Erweiterte und multiviszerale Eingriffe beim fortgeschrittenen Schilddrüsenkarzinom
von Rudolf Roka
Die Herausforderung bei der Chirurgie organüberschreitender Schilddrüsenkarzinome (OSC) liegt im adäquaten Resektionsausmaß um sowohl der Radikalität als auch dem Funktionserhalt gerecht zu werden. OSC weisen einen eklatant höheren Prozentsatz an histologisch aggressiven Formen auf. Die Häufigkeit liegt zwischen 4% und 7% scheint jedoch in letzter Zeit durch die hohe Rate präventiver Eingriffe zurückzugehen.
Therapeutisch anspruchsvoll ist die Infiltration in Trachea, Larynx, Hypopharynx, Ösophagus und die großen Gefäße. Die häufigste Form des OSC in den Larynx ist das An- oder Umwachsen des Nervus laryngeus recurrens, zumeist nahe seiner Einmündung in die Larynxmuskulatur.
- Bei intaktem Nerven sollte ein “Shaving” durchgeführt werden, wenn eine makroskopisch vollständige Tumorentfernung möglich ist. Eine anschließende Radio-Jod-Therapie bei differenziertem OSC ist obligat.
- Ist der Nerv bereits funktionslos ist eine Neurolyse nicht erfolgreich und der Nerv sollte reseziert werden. Die Infiltration der Trachealwand, vor allem jedoch die intramurale Tumorausbereitung ist nicht abschätzbar. Das bedeutet, dass ein „Shaving“ nur bei ganz oberflächlicher Adhärenz des Tumors zur Anwendung kommen sollte. Onkologisch am verlässlichsten ist somit die Vollwandresektion, vor allem als Querresektion. Aufgrund des Operationsrisikos ist ein derartiger Eingriff in Zusammenschau mit folgenden Faktoren abzuwägen: Allgemeinzustand, Alter und Lebenserwartung des Patienten, Histologie, Grading und Tumorstadium. Bei differenziertem OSC beträgt die Latenzzeit zwischen (inkomplettem) Shaving und therapiepflichtigem Lokalrezidiv im Mittel 67 Monate.

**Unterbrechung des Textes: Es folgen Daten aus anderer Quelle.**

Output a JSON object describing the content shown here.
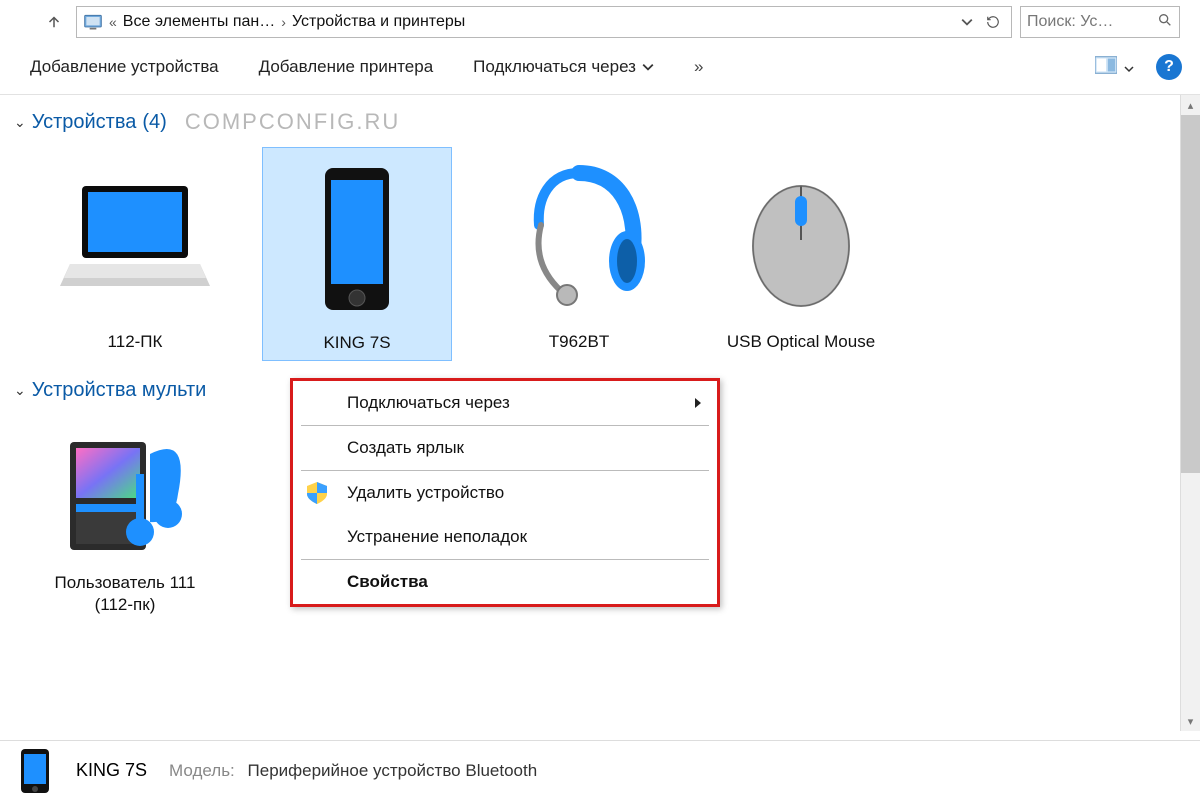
{
  "address": {
    "crumb1": "Все элементы пан…",
    "crumb2": "Устройства и принтеры"
  },
  "search": {
    "placeholder": "Поиск: Ус…"
  },
  "toolbar": {
    "add_device": "Добавление устройства",
    "add_printer": "Добавление принтера",
    "connect_via": "Подключаться через",
    "overflow": "»"
  },
  "watermark": "COMPCONFIG.RU",
  "groups": {
    "devices": {
      "title": "Устройства",
      "count": "(4)"
    },
    "multimedia": {
      "title_truncated": "Устройства мульти"
    }
  },
  "devices": [
    {
      "id": "pc",
      "label": "112-ПК"
    },
    {
      "id": "phone",
      "label": "KING 7S"
    },
    {
      "id": "bt",
      "label": "T962BT"
    },
    {
      "id": "mouse",
      "label": "USB Optical Mouse"
    }
  ],
  "multimedia": [
    {
      "id": "user",
      "label": "Пользователь 111 (112-пк)"
    }
  ],
  "context_menu": {
    "connect_via": "Подключаться через",
    "create_shortcut": "Создать ярлык",
    "remove_device": "Удалить устройство",
    "troubleshoot": "Устранение неполадок",
    "properties": "Свойства"
  },
  "details": {
    "name": "KING 7S",
    "model_label": "Модель:",
    "model_value": "Периферийное устройство Bluetooth"
  }
}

Nahtverschlüsse an Hypopharynx und Ösophagus sind aufgrund mangelnder Mobilisierungsmöglichkeiten Dehiszenz-gefährdet. Größere transmurale Defekte erfordern die Rekonstruktion mit frei transplantiertem Jejunum. Während die großen Venen relativ häufig von Tumor infiltriert sein können und entweder reseziert (Vena jugularis interna) oder rekonstruiert (Vena subclavia, Vena cava) werden, sind Arterien nur ausnahmsweise betroffen bzw. die Resektion/Rekonstruktion selten indiziert. Als Zugang zum Mediastinum eignet sich bei Prozessen im Mittelfeld die partielle oder totale Sternotomie, bei Prozessen im lateralen Mediastinum die partielle Sternotomie mit Verlängerung in den Interkostalraum der betroffenen Seite.